CVE-2025-25662
Published: 20 February 2025
Description
Adversaries may attempt to exploit a weakness in an Internet-facing host or system to initially access a network.
Security Summary
CVE-2025-25662, published on 2025-02-20, is a buffer overflow vulnerability (CWE-120) affecting the Tenda O4 V3.0 device running firmware version V1.0.0.10(2936). The flaw resides in the SafeSetMacFilter function of the /goform/setMacFilterList CGI endpoint and can be triggered by specially crafted values in the remark, type, or time arguments. It carries a CVSS v3.1 base score of 9.8 (Critical), reflecting its network accessibility, low attack complexity, lack of required privileges or user interaction, and high impacts across confidentiality, integrity, and availability.
A remote, unauthenticated attacker can exploit this vulnerability over the network by sending a malicious HTTP request to the vulnerable endpoint. Exploitation requires no privileges or user interaction, enabling low-complexity attacks that could lead to arbitrary code execution, full system compromise, or denial of service on the affected device.
Further technical details, including proof-of-concept information, are available in the referenced advisory at https://github.com/jangfan/my-vuln/blob/main/Tenda/O4V3/setMacFilterList.md.
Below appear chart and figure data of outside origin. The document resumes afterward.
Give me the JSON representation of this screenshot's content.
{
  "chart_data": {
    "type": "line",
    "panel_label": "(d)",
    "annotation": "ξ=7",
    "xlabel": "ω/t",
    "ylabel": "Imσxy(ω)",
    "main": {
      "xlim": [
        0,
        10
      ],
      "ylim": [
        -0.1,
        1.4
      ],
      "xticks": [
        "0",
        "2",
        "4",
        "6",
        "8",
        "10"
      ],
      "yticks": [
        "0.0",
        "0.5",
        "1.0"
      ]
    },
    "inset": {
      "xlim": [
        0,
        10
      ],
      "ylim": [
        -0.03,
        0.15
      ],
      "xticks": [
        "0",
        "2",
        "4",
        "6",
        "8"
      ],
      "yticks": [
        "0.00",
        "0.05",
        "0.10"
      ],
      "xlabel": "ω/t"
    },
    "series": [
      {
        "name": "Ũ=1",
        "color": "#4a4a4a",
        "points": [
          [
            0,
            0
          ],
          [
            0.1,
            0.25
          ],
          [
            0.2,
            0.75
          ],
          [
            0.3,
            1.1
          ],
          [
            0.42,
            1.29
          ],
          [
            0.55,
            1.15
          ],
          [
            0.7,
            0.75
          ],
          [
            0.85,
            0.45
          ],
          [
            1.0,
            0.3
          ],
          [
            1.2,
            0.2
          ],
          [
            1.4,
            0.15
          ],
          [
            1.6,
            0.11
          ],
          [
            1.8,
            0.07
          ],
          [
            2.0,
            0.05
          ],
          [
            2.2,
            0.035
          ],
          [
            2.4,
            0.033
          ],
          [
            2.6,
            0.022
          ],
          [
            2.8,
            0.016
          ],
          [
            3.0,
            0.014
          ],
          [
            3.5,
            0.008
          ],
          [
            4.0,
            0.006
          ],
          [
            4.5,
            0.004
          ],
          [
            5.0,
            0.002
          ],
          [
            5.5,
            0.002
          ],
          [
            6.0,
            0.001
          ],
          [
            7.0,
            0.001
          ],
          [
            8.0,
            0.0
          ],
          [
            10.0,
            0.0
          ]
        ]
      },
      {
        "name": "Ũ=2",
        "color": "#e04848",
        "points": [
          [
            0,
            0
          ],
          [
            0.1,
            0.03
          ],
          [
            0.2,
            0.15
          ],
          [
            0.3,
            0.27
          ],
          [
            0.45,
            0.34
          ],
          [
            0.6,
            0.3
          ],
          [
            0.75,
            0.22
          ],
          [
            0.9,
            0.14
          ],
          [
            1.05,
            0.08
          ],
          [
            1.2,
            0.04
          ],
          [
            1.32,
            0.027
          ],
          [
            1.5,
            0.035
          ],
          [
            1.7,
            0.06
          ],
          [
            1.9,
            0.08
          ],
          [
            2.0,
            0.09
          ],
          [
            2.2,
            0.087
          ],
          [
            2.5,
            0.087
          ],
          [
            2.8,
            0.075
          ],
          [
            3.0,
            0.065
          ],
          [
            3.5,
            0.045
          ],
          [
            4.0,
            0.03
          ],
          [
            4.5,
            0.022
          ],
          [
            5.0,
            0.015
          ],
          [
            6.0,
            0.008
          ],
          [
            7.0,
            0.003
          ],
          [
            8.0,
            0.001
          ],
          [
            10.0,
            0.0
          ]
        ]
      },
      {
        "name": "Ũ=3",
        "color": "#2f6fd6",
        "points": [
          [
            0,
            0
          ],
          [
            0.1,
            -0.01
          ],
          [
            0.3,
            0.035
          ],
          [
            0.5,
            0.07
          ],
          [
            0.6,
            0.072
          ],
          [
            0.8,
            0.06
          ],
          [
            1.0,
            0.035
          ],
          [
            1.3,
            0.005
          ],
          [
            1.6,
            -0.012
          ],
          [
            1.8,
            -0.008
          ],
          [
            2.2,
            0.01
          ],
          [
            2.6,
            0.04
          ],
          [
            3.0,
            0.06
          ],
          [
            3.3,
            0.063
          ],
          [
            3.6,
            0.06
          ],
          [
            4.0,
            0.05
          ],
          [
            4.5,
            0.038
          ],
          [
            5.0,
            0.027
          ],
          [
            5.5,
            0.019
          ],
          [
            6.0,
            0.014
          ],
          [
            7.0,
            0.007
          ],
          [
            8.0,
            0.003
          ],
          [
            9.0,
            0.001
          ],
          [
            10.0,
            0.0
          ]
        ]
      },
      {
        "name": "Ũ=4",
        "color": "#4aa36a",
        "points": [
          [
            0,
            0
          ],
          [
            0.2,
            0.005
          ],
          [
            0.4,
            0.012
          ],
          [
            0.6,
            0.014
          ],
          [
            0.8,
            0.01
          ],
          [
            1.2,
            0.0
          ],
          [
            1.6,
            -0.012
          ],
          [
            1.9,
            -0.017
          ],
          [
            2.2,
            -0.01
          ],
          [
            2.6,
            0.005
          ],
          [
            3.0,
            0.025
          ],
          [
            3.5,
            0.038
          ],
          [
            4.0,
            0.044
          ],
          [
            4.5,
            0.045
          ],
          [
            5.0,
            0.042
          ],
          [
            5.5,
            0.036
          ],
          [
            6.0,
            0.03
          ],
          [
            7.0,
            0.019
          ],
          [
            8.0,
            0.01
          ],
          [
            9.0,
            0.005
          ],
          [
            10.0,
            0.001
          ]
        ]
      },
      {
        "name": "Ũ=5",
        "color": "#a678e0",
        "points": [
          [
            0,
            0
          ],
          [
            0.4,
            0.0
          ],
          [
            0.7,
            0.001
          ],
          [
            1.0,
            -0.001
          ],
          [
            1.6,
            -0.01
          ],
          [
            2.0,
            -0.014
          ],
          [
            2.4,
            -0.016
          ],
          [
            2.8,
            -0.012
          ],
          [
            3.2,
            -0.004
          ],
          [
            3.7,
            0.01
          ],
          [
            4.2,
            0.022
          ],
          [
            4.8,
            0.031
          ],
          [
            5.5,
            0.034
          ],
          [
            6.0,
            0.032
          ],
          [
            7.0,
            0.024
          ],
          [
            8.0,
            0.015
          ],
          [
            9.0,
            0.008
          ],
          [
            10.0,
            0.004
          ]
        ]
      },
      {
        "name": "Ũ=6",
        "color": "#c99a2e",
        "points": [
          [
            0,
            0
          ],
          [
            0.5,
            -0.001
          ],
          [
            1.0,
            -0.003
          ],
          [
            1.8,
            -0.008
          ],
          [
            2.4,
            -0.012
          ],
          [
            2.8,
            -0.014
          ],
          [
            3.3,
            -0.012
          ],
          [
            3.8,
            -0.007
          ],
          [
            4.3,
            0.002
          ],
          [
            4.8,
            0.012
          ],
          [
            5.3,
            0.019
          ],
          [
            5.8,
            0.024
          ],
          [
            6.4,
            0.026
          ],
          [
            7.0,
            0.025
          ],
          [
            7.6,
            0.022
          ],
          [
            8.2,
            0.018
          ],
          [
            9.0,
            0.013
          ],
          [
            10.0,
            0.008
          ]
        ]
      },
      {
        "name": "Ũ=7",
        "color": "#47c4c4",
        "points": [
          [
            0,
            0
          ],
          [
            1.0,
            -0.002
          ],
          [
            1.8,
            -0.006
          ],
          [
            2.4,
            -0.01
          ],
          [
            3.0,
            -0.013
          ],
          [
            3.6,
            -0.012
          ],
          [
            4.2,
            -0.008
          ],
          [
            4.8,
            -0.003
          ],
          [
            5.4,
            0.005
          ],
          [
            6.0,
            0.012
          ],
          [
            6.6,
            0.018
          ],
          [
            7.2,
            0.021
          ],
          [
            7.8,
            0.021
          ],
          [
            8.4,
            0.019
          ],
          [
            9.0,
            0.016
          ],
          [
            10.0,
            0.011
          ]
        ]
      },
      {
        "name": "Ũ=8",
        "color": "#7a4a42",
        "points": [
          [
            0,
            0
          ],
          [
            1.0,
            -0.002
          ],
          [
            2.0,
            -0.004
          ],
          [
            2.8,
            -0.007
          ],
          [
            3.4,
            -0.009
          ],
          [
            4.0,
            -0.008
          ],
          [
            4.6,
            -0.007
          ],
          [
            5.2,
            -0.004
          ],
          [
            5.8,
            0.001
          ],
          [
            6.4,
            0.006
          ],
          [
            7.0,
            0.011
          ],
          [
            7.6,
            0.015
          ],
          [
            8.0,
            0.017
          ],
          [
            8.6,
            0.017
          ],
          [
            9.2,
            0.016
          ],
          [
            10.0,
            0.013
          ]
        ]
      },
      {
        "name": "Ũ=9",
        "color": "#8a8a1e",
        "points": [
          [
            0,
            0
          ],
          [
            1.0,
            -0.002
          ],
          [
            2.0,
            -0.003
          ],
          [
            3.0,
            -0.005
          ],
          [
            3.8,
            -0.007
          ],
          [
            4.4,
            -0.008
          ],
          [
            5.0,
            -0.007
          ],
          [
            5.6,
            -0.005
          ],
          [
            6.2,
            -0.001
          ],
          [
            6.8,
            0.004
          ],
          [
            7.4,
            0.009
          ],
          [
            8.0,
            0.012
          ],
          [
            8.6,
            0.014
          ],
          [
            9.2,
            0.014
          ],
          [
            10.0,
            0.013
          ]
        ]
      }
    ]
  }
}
No vendor patches or specific mitigations are detailed in the available information.
Details
- CWE(s)
Affected Products
MITRE ATT&CK Enterprise Techniques
Why these techniques?
Buffer overflow in unauthenticated public-facing CGI web endpoint (/goform/setMacFilterList) on network device enables remote arbitrary code execution via crafted HTTP request, directly mapping to exploitation of public-facing applications for initial access and system compromise.